Muito,muito, muito bom!!
beijinhos
não viste o Pulp Fiction? "Vincent: Jules, did you ever hear the philosophy that once a man admits that he's wrong that he is immediately forgiven for all wrongdoings? Have you ever heard that?"
Não se leva o carro a ser lavado em lado nenhum, lava o próprio e reclama de tanta porcaria por TODOOOOO o carro, não um fiozinho de massa encefálica nos estofos. Tirando essa imagem avassaladora a la Tarantino que povoa a minha mente, Luís Bento no seu melhor :o)
Só o Bento para um final destes, e subscrevo o que foi dito: o velho bebe a pomada, dá com a língua na bendita dentadura e depois a desgraçada que só queria ir ao cabeleireiro e comprar o potinho chinês é que leva com o balázio.

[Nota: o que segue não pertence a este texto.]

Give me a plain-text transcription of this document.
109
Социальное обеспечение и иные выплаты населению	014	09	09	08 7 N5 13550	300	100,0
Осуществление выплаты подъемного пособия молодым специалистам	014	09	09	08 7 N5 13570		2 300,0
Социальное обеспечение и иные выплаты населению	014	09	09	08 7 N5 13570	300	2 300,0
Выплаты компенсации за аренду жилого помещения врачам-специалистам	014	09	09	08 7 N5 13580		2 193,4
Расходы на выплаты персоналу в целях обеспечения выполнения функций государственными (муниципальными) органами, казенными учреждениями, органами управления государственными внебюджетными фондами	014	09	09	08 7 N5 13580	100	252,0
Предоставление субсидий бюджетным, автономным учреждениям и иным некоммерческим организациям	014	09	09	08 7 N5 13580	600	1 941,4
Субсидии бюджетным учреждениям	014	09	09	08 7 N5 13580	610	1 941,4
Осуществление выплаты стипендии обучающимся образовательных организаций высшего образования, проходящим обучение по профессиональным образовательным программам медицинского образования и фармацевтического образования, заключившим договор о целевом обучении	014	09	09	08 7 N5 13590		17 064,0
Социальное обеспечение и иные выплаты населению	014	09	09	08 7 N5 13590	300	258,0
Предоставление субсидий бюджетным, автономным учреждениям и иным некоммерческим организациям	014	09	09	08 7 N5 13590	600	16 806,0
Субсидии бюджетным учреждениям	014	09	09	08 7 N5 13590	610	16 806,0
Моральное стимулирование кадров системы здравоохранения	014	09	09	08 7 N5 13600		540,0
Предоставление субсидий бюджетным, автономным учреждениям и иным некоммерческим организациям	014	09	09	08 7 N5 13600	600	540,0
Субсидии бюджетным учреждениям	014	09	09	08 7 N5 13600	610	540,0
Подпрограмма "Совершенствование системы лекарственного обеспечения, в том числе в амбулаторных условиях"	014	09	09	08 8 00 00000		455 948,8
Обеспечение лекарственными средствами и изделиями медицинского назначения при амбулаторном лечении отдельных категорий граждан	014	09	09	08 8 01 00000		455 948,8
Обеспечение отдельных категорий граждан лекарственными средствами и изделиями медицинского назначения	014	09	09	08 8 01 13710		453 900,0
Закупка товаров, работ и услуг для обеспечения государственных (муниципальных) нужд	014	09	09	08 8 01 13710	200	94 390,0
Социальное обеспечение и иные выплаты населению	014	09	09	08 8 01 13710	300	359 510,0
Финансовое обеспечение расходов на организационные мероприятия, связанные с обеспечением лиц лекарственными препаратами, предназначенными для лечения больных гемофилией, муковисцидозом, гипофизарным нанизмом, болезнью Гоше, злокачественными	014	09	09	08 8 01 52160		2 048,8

Possas, que injustiça Bento, é por essas e outras que eu não digo quando quero ir o cabeleireiro. Pelo menos ele ainda tem que lavar o carro:) Adorei, bjs.
... e tudo por causa do dinheiro...
magnifico como sempre...
Grata pela sua visita e palavras, de há dois dias, no Horas-e-Deshoras, espaço que deixei em repouso há um tempo. O meu novo canto, ainda que diferente, é
www.divagarde.blogspot.com
resto de boa semana
cumprimentos
Oi Luís Bento,
Que estória mais doida...rs
Pela torpeza dos fatos, as suas pitadas de humor se fizeram bastante propícias.
Beijos,
Ana Lúcia.
......
Já não basta o poder que tem de escrever... (poder sim... escreve muito bem!) ainda tem uma imaginação invulgar... pois... imaginação de um bom Escritor!
Aí está o "FIM"...que história.. que descrição... que maneira de saber fazer estar o leitor em "suspense" ...mesmo... mas mesmo... até ao FIM!
Só...o Luis Bento.
Parabens Escritor... Que bela escrita... que bom é o "saborear" as palavras que escreve!!!As que... ao pegar nelas...compõe os seus Textos! Sempre magníficos!!!